La société libanaise Al Rifai, spécialisée dans la production de noix, cacahuètes, pistaches et amandes, relocalise sa production dans une nouvelle usine à Halate, au nord de Jounié.

La compagnie libanaise Al Rifai délocalise son activité dans une nouvelle usine de 25 000 m² à Halate afin « de centraliser, de consolider et d’augmenter la production », explique Moussa al-Rifaï, directeur général du groupe. Elle sera opérationnelle dès décembre 2013. L’investissement pour cette usine a coûté 25 millions de dollars, payés intégralement par Al Rifai International Holding (ARIH) par l’intermédiaire d’un prêt subsidiaire de la Banque centrale et le Crédit libanais. Le groupe n’a pas communiqué d’informations concernant le retour sur investissement. Il affiche un chiffre d’affaires de 200 millions de dollars.

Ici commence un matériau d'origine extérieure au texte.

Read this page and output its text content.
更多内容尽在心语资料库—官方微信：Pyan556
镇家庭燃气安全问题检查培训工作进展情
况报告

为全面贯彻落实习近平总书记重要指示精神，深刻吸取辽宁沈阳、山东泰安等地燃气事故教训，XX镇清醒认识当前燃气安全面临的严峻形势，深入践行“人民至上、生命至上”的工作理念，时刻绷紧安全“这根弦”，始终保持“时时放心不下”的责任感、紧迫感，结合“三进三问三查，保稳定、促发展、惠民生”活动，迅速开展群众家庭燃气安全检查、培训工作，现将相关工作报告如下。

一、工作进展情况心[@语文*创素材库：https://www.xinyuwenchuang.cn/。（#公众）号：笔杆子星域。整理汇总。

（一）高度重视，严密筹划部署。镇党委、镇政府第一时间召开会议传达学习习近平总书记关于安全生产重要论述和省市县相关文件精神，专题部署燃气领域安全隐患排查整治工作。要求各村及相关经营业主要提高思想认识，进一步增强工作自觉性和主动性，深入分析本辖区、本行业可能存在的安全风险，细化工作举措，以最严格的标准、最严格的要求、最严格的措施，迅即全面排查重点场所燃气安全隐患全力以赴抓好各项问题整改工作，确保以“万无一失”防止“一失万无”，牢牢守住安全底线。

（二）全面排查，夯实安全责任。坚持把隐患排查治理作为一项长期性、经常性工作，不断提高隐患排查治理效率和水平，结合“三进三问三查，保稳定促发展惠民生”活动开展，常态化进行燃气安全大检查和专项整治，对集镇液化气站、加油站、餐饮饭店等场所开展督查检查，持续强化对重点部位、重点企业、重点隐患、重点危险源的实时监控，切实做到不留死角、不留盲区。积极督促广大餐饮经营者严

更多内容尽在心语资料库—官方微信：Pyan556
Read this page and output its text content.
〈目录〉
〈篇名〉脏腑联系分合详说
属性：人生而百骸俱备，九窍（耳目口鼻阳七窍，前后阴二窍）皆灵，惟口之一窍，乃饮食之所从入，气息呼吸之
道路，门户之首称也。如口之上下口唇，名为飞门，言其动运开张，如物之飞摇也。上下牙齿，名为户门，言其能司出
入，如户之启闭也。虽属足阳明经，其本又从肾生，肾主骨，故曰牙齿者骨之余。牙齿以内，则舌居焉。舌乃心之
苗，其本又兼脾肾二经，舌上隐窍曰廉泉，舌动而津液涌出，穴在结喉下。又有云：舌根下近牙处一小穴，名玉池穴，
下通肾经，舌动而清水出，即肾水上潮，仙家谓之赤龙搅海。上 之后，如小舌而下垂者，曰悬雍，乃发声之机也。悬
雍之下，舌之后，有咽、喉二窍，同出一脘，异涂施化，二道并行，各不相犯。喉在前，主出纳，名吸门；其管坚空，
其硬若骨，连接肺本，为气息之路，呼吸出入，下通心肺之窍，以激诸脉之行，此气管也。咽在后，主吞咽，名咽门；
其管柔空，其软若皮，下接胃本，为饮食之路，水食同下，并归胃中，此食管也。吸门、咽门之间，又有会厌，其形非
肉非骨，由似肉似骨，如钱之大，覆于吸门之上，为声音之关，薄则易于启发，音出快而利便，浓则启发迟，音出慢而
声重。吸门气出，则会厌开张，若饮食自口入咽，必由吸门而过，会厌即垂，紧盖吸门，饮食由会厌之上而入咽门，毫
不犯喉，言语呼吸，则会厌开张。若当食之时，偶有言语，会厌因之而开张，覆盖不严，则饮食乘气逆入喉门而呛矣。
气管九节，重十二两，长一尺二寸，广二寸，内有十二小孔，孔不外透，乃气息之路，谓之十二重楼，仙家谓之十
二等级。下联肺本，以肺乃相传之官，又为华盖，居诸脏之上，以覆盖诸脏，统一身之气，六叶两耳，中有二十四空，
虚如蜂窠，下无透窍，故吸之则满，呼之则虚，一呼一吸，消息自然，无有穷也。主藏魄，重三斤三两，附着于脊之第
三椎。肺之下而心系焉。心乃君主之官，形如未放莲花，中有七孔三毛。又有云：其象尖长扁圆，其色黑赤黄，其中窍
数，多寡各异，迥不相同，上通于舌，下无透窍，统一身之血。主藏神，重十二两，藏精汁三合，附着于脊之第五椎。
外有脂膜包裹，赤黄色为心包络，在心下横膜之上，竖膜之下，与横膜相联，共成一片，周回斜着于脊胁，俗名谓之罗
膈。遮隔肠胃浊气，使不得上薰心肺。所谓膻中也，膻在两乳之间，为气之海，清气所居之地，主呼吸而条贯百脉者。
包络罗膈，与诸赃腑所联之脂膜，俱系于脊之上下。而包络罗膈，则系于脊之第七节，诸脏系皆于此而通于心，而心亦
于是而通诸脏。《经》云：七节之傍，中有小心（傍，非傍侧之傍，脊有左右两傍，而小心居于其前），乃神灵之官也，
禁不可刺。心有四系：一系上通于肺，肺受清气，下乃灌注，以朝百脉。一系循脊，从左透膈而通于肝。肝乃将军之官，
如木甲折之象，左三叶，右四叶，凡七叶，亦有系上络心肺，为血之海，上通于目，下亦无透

L’usine actuelle d’Al Rifai compte 3 000 m² à la corniche al-Mazraa et cessera d’opérer progressivement. Cela provoquera aussi la fermeture de l’usine présente au Koweït depuis 1997, après la fin de la joint-venture libano-koweïtienne avec le vice-président du groupe al-Homaizi, Saleh Homaizi, dont les raisons n’ont pas été communiquées. L’usine de Halate viendra compléter l’installation industrielle de 10 000 m² en Suède, qui produit des graines et des cacahuètes de toutes sortes, exclusivement dédiées au marché européen. Celui-ci représente 30 % du chiffre d’affaires global, tandis que la nouvelle usine de Halate reprendra les activités de commerce régional et d’export, ainsi que la production de noix, confiseries et chocolats déjà réalisée à une moindre mesure dans l’usine de Mazraa.
Al Rifai possède 60 magasins au Liban et 300 dans la région MENA. Le groupe exporte aussi dans plus de 48 pays dont les États-Unis, le Canada, le Mexique, l’Australie, la Chine et l’Europe continentale (Scandinavie, Allemagne, Grèce et Chypre) au travers de l’usine suédoise.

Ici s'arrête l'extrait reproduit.